2) Dust collection. I have a small shop in my basement with a ducted dust collection system. However, the router table is not connected to the system and hands down, generates the most mess because of it. The chips, shavings and dust generated by the router get into everything! Unfortunately, there is no provision for me to incorporate dust collection into my router table. There is no shroud or dust port. My next router station will have a port for some sort of dust collection directly behind the cutter head.
3) Cross cut slot/"T" slot. A cross cut slot and a miter sled/guage are two features easily incorporated into a router table. They enable more precise and safer end routing on narrow stock like door stiles and rails and provide an easy way to mount finger boards and hold-downs to safely run narrow strips and moldings. I don't have a cross cut slot on my router table and I wish that I did. Profiled door frames and raised panels are a hassle at best for me with my current set up. Accurate tenons and half-laps are a waste of time. Some of my "solutions" would put me in contention for a Rube Goldberg prize.

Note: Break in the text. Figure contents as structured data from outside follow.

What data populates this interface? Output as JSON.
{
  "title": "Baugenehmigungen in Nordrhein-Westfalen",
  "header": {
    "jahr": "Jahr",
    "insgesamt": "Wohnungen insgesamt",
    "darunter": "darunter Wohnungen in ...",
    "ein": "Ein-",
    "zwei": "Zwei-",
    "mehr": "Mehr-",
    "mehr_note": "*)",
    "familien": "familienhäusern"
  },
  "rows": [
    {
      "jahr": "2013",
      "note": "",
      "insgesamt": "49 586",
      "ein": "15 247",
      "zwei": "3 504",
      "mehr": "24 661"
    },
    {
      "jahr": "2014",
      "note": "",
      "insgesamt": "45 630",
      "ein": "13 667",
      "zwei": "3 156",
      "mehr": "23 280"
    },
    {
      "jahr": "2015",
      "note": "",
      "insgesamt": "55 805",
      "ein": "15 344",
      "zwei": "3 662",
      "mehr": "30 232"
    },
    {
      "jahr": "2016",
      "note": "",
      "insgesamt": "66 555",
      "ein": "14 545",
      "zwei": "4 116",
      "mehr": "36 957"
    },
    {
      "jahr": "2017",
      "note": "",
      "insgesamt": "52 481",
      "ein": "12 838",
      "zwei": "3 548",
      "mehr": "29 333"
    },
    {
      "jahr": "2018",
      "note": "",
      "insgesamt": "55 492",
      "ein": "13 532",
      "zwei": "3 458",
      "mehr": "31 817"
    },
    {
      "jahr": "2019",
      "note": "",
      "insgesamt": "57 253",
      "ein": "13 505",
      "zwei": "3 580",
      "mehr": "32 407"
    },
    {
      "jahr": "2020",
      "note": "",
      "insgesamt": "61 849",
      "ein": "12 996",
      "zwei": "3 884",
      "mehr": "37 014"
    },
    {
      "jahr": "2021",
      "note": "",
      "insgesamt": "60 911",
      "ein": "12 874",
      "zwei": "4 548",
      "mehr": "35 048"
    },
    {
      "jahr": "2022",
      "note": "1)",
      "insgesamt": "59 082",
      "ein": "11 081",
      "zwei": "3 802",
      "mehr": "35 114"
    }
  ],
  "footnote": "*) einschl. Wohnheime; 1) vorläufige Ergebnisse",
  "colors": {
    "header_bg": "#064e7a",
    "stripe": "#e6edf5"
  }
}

A long-winded life story of my router table. It'll be the first and last arrangement of it's kind to grace my shop. Aside from it being a messy, inconvenient and inefficient hassle, it works.

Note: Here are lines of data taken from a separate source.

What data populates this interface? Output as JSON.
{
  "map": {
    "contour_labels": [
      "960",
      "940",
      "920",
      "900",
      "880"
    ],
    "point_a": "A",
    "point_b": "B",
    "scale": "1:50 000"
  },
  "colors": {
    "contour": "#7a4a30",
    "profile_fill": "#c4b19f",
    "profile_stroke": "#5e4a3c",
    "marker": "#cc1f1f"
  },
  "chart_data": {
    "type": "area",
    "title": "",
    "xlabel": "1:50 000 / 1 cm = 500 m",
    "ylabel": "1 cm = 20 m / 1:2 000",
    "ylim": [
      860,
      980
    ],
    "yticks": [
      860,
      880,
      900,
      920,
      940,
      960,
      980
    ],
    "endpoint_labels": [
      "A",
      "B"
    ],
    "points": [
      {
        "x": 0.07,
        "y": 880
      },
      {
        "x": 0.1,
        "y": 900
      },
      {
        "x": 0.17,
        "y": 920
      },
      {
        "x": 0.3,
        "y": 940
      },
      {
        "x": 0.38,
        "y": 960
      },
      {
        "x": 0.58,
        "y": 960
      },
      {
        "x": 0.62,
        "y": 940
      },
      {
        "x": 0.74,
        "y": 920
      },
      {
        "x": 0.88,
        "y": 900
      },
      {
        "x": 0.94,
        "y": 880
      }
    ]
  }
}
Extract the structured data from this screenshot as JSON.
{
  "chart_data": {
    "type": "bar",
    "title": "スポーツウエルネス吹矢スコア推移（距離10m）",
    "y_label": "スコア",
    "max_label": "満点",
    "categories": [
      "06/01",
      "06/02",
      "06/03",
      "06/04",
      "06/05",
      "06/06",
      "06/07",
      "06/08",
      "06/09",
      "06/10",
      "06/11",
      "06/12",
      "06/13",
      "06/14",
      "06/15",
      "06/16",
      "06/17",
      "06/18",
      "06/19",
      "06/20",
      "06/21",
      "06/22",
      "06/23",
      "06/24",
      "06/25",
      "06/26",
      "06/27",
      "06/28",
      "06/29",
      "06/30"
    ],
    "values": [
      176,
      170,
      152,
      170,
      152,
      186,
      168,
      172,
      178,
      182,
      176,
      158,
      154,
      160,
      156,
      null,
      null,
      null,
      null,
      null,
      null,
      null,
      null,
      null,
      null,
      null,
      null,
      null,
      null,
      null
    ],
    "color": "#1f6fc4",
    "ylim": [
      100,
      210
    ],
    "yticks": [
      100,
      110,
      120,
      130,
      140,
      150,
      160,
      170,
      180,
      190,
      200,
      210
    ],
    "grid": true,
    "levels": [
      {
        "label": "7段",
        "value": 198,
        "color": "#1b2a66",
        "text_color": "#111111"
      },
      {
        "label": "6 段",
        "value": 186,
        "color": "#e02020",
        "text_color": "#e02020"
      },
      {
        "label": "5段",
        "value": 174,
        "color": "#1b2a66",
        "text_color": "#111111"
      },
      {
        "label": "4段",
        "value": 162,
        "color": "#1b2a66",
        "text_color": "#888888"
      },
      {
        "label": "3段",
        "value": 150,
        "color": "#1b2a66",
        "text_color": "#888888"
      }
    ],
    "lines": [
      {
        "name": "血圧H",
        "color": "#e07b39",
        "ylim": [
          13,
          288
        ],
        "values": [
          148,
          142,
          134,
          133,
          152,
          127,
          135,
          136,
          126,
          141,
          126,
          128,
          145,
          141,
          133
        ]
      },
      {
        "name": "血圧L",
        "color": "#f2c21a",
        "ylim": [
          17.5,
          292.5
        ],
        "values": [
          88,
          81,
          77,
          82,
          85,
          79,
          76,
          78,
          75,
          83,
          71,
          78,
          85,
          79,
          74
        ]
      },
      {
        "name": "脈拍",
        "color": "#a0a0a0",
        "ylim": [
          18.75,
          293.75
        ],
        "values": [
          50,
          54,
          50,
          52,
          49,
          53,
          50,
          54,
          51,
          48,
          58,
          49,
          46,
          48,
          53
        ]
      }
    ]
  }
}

Oh yeah, the router. It's a Bosch variable-speed non-plunge type with a Rou'T'r lift type plate. I can't change bits without removing the plate from the table and applying two wrenches to the collet and jamb nut. A dedicated table router is the way to go.
Anyway, good luck. Examine your needs and spend the money on a dedicated system with smart features, even if you don't think you'll use them, you might be surprised. Cry once about the money and be done with it.
I bought it as well and haven't used it yet. the table is good and stout and the router seems fine. The above table adjustment takes more turning than I'm used too to bring the colet above the table to change the bit. So far the jury is still out for me but I think it will be okay.
Nice infromative reply thanks for sharing with us.
Do any of you have any experience or advice about a Kreg portable router table?
That's really good kit and i also provide of your decision.thanks for shared with us...!!
Android jelly bean application Development
iPhone application development
I built my own portable style router table. The steel stand resembles the Style that Kreg uses, but I used a Freud fence and a Woodpeckers plate. A Porter-Cable 890 router is mounted underneith, which works fine considering that I don't do raised panels, if I did I have a DeWalt 3hp plunge router that I bought when the DeWalts were still made in the USA. I'm very happy with the setup that I put together, it's fairly heavy which absorbs any vibration, and it's very rigid. I doubt that the Kreg is built as well.